Türkiye Büyük Mason Mahfili antetli 'Tekris Yemini'nde Gülen'in verdiği sözler büyük bir sadakat vurgusu içeriyor..
Anayasası başka
“Evrenin Ulu Mimarının ve şu Mason topluluğunun huzurunda, kendi arzu ve irademle samimi olarak yemin ederim ki: Bana öğretilecek ve söylenecek Masonluk sırlarını bir Masondan başkasına ve Mason Mahfilinden başka bir yerde asla beyan ve ifşa etmeyeceğim. Masonluk için çalışacağım. Prensiplerine sadık kalacağım. Toplantılarına muntazam devam edeceğim. Şeref ve haysiyetimi koruyacağım, insanları seveceğim ve onların iyiliği için çalışacağım. Aileme ve vatanıma karşı fedakar olacağım. Cehalet ve taassupla mücadele edeceğim. Adalet ve hakkaniyetten ayrılmayacağım ve başkalarının haklarına da kendi hakkım kadar saygı göstereceğim. Türkiye Büyük Mason Mahfili'ni, Türkiye'de remzi üç derecenin nazım ve hakim otoritesi olarak tanıyacağım. Türkiye Büyük Mason Mahfili'nin anayasası, iç tüzüğü Mahfiller genel tüzüğü ile Muhterem Mahfilin iç tüzük ve kararlarına riayet edeceğim. Bu taahhütnameyi 25.03.1975 günü İstanbul yedisinde hakikat nurunun kaynağı olan Muhterem Üçgen Mahfilinin resmi celsesinde imza eyledim." (M. Fetullah Gülen)
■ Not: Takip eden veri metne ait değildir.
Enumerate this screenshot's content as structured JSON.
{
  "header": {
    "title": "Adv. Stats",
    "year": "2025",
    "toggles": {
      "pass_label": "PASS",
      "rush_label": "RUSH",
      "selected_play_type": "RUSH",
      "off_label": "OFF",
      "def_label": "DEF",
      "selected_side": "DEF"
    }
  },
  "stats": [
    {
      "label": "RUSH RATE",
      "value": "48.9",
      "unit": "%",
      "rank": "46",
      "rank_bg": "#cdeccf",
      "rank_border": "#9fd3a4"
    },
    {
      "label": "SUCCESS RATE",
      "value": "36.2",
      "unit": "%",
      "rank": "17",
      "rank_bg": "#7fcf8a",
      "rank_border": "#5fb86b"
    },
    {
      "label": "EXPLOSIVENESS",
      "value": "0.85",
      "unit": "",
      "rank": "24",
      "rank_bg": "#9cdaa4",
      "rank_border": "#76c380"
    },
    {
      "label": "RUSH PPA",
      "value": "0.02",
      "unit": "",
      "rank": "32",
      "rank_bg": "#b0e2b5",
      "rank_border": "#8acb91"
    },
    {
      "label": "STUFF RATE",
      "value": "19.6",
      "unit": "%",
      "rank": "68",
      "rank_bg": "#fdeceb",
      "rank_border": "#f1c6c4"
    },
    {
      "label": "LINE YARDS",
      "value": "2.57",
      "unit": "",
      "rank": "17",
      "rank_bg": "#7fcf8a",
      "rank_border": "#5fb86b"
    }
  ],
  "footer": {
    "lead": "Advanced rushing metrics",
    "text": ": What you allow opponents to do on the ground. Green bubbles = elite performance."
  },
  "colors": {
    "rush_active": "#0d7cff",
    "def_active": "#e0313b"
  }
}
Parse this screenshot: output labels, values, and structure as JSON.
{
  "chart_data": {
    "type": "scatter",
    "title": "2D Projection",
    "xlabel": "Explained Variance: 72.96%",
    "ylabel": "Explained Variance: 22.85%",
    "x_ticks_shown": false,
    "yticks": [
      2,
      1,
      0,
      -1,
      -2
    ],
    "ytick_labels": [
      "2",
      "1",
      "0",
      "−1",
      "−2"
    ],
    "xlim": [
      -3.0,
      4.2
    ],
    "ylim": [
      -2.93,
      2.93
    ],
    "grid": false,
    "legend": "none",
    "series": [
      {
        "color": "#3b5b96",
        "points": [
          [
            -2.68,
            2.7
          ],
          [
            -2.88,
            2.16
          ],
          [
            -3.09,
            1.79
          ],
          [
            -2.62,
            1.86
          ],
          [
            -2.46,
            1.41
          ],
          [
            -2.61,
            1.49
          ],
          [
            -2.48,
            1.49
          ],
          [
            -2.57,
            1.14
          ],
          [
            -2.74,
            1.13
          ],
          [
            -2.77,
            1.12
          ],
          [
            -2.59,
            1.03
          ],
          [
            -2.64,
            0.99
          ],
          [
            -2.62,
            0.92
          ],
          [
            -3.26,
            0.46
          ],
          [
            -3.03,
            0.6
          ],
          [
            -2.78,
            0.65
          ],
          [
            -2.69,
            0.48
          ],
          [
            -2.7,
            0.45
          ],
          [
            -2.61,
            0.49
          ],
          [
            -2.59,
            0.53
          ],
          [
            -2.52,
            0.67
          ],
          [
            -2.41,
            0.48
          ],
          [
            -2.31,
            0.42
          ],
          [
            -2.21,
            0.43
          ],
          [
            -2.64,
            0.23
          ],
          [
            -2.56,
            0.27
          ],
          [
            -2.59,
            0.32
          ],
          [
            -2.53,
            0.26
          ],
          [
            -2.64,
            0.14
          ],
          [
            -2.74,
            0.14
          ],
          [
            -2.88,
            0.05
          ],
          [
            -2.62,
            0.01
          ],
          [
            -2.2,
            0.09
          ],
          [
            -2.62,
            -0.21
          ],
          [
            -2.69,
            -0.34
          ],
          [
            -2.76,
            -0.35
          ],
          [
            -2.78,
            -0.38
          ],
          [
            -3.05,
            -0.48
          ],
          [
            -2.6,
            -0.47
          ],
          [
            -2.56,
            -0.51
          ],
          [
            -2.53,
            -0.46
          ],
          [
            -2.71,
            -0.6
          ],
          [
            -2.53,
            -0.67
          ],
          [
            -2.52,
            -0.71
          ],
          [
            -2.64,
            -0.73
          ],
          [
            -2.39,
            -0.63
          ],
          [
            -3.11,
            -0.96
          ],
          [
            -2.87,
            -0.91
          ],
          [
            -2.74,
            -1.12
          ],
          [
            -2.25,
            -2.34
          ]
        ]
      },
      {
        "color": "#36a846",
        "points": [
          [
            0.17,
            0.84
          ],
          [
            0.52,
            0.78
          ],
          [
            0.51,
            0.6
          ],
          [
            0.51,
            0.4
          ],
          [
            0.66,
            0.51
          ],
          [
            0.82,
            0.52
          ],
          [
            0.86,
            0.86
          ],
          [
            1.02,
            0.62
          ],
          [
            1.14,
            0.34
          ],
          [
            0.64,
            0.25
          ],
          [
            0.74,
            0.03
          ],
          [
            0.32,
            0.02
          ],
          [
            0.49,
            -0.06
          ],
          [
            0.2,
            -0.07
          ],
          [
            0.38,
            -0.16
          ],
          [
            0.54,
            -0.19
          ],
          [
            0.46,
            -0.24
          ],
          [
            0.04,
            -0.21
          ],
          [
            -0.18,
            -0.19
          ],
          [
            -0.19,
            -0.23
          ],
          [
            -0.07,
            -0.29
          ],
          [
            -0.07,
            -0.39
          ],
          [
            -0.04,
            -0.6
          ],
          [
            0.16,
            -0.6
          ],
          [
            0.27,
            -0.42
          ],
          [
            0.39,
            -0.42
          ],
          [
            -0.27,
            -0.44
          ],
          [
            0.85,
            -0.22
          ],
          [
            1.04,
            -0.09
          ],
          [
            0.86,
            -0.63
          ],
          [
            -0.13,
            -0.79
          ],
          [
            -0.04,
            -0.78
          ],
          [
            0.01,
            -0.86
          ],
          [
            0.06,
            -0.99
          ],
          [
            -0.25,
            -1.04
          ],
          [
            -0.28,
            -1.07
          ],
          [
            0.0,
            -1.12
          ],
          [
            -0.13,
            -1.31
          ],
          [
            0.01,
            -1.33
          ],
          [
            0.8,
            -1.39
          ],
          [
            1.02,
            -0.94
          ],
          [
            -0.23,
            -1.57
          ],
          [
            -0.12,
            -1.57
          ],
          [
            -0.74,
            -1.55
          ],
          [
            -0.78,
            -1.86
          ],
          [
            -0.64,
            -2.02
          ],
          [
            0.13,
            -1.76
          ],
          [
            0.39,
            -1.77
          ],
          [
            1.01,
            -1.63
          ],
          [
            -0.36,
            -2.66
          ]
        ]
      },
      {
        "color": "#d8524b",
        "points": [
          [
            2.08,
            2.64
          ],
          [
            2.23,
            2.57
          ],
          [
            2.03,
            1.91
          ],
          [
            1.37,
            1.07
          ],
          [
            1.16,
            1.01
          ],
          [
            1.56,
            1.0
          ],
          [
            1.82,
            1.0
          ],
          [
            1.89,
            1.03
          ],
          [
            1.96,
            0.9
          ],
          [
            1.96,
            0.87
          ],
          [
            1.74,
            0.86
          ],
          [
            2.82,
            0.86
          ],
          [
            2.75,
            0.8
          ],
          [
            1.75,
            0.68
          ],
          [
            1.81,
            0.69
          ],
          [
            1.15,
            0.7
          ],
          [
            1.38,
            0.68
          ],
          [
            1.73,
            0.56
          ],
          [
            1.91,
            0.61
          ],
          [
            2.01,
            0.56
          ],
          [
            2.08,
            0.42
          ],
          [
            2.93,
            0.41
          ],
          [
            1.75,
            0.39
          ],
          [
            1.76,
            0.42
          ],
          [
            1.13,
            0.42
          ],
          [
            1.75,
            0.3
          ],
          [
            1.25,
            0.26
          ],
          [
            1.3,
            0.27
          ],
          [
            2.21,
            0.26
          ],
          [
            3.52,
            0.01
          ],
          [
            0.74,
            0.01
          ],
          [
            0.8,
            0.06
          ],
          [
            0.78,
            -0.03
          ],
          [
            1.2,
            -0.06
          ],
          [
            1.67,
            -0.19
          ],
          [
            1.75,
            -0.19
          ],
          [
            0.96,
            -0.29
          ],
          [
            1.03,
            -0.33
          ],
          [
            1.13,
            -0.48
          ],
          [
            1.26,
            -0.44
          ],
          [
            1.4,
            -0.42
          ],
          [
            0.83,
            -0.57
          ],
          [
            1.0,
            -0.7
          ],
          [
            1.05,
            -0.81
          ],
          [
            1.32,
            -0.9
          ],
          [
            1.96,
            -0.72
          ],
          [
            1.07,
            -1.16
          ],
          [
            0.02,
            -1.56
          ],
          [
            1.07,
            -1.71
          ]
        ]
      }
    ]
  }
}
Masonluk literatüründe 'Tekris' hem örgüte giriş sırasında hem de derece yükseldiğinde yapılan yemine deniliyor. Gülen'in yemin tarihi ise 25 Mart 1975.
İşte Fethullah Gülen'in Masonluk belgeleri
Paralel yapının 1 numarası Fethullah Gülen’in şimdiye kadar hiç bilinmeyen ilişkileri açığa çıktı. Yeni Şafak’ın ulaştığı tarihi belgelere göre Gülen daha ilk gençlik yıllarında Masonluk yemini etti ve üstün hizmetlerinden dolayı taltif madalyası aldı.
Yeni Şafak'ın ulaştığı belgelerde Mason Mahfili'nden 1972 ile 1976 yılları arasında Fethullah Gülen'e yapılan toplantı davetleri de var. Davetiyeleri gönderen isimler arasında İlhami Madenoğlu, Orhan Demiriz, Onnik Karakaş, Hüseyin R. Yavuz gibi Mason yetkililer bulunuyor.
Fotoğraf: 'Hal Tercümesi' başlıklı belgeye göre Fethullah Gülen Hür ve Kabul Edilmiş Büyük Mason Locası'na ilk olarak 15 Mart 1967'de kabul edildi.
Konumuz: "Hoşgörü"
21 Nisan 1974 tarihli 'Orhan Demiriz/Sekreter' imzalı davetiyede, “Aziz Kardeşim, M. Fetullah Gülen. 10 Mayıs 1974 Cuma günü saat 19.00'da yapacağımız toplantıya katılmanızı, kardeşçe sevgi ve saygılarımla rica ederim" deniliyor.
10 Mayıs 1974 tarihli toplantının gündemlerinden birinin “hoşgörü" olması dikkat çekiyor:
- 1. Çalışma: F. Buyurman K.mizin konuşması: Hoşgörü.
- 3. Çalışma: S. Oktay K.mizin önerdiği E. Dönmez ve O. Demiriz K'mizin önerdiği Kemal Tangay adlı haricilerin istek belgelerinin okunması.
Fotoğraf: Gülen'in davet edildiği 10 Mayıs 1974 tarihli belgede, Feridun Buyurman'ın sunum yapacağı belirtiliyor.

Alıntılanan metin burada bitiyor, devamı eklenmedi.